The old model features several useful storage cubbies dotted around the cabin, with the new car featuring a similar setup and a large ‘Jumbo Box’ in the centre console that stays cool when the air conditioning is on. The new car also has remote folding rear seats and larger front door storage bins capable of holding a 1.5-litre water bottle.
The towing capacity of the new model is limited to 1,600kg for the most powerful diesel model. The older model improves on this, with the four-wheel-drive diesel capable of towing up to 2,000kg.
There should be few concerns about the safety of the Octavia Estate, with the old model receiving a full five-star rating from Euro NCAP in 2013. While the new model has yet to be tested, we’d be surprised if it didn’t match the similarly specced Volkswagen Golf, which received a full five stars earlier this year.
As crash testing is now much stricter, the new model will be even safer.
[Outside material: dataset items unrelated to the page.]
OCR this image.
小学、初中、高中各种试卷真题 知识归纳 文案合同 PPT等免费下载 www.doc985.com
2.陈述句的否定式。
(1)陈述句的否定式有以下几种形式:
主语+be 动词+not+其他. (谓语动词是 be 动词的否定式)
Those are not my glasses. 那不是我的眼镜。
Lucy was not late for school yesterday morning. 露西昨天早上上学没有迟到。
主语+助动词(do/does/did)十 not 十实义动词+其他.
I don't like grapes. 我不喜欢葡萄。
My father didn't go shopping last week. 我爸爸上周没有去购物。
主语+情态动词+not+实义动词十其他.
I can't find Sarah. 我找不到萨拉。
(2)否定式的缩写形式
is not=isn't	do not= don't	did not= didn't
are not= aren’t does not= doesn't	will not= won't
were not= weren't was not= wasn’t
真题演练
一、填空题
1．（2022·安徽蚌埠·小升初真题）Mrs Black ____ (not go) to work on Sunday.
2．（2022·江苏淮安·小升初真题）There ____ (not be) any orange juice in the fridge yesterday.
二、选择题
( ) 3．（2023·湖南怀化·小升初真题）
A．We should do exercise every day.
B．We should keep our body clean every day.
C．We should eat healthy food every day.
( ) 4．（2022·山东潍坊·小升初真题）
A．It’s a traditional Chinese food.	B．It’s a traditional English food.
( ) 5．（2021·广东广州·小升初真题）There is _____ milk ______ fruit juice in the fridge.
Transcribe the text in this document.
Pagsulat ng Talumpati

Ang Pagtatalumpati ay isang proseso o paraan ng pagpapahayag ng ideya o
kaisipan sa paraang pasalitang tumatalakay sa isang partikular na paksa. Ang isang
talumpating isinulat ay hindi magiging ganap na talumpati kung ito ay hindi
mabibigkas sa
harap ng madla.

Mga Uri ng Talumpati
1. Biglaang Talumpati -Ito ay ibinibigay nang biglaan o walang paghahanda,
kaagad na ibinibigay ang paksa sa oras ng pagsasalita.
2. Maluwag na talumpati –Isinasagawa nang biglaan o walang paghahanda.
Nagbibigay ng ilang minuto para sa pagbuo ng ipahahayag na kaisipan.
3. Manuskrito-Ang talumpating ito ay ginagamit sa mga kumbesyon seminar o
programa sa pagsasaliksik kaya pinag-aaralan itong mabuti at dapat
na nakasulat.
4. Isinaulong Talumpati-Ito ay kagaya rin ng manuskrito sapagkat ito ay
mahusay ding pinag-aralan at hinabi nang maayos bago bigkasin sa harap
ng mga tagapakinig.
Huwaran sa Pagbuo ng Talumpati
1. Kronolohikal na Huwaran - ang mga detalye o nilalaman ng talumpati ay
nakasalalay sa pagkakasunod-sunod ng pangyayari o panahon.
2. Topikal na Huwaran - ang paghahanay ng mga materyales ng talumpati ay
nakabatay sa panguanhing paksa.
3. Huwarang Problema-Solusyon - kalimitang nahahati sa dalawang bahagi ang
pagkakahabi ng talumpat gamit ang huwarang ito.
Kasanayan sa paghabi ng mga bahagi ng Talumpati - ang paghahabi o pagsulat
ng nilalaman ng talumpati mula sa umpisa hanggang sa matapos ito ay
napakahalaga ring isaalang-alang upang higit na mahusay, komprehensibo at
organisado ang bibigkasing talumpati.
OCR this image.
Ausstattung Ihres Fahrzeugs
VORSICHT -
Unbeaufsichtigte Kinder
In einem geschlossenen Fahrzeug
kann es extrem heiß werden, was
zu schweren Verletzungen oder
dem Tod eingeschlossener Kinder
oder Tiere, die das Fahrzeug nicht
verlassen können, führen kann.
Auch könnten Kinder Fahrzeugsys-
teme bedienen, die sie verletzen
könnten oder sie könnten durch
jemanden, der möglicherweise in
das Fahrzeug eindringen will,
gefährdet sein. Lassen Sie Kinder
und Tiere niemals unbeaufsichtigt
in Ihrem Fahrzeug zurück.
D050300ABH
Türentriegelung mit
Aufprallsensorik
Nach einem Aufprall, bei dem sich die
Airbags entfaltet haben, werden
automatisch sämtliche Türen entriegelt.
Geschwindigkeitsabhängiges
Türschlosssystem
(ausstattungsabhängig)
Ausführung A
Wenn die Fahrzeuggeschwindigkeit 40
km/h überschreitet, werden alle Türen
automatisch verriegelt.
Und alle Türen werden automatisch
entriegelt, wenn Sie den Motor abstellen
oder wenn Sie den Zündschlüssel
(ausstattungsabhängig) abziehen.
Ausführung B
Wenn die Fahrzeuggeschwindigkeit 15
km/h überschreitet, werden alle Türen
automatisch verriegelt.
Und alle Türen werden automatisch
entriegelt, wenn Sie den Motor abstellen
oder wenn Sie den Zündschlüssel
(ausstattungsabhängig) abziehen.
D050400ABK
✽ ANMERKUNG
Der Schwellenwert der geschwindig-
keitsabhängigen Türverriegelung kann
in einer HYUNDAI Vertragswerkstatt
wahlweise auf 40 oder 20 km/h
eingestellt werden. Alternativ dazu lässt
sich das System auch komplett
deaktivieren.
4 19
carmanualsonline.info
The list of safety tech is more extensive as well, with collision avoidance assist, turn assist, and exit warning, with the latter sounding an audible warning if the driver or passenger attempts to open a door if an oncoming hazard is detected.
It’s clear the latest Octavia Estate is a substantial step forward over the old model, with aspects such as technology, refinement, and safety technology all improved to give it a more upmarket image. While pre-registered examples of the old car will be cheaper to buy, Skoda is likely to offer excellent PCP finance deals on the new model, which we think is worth the extra if it's within your budget.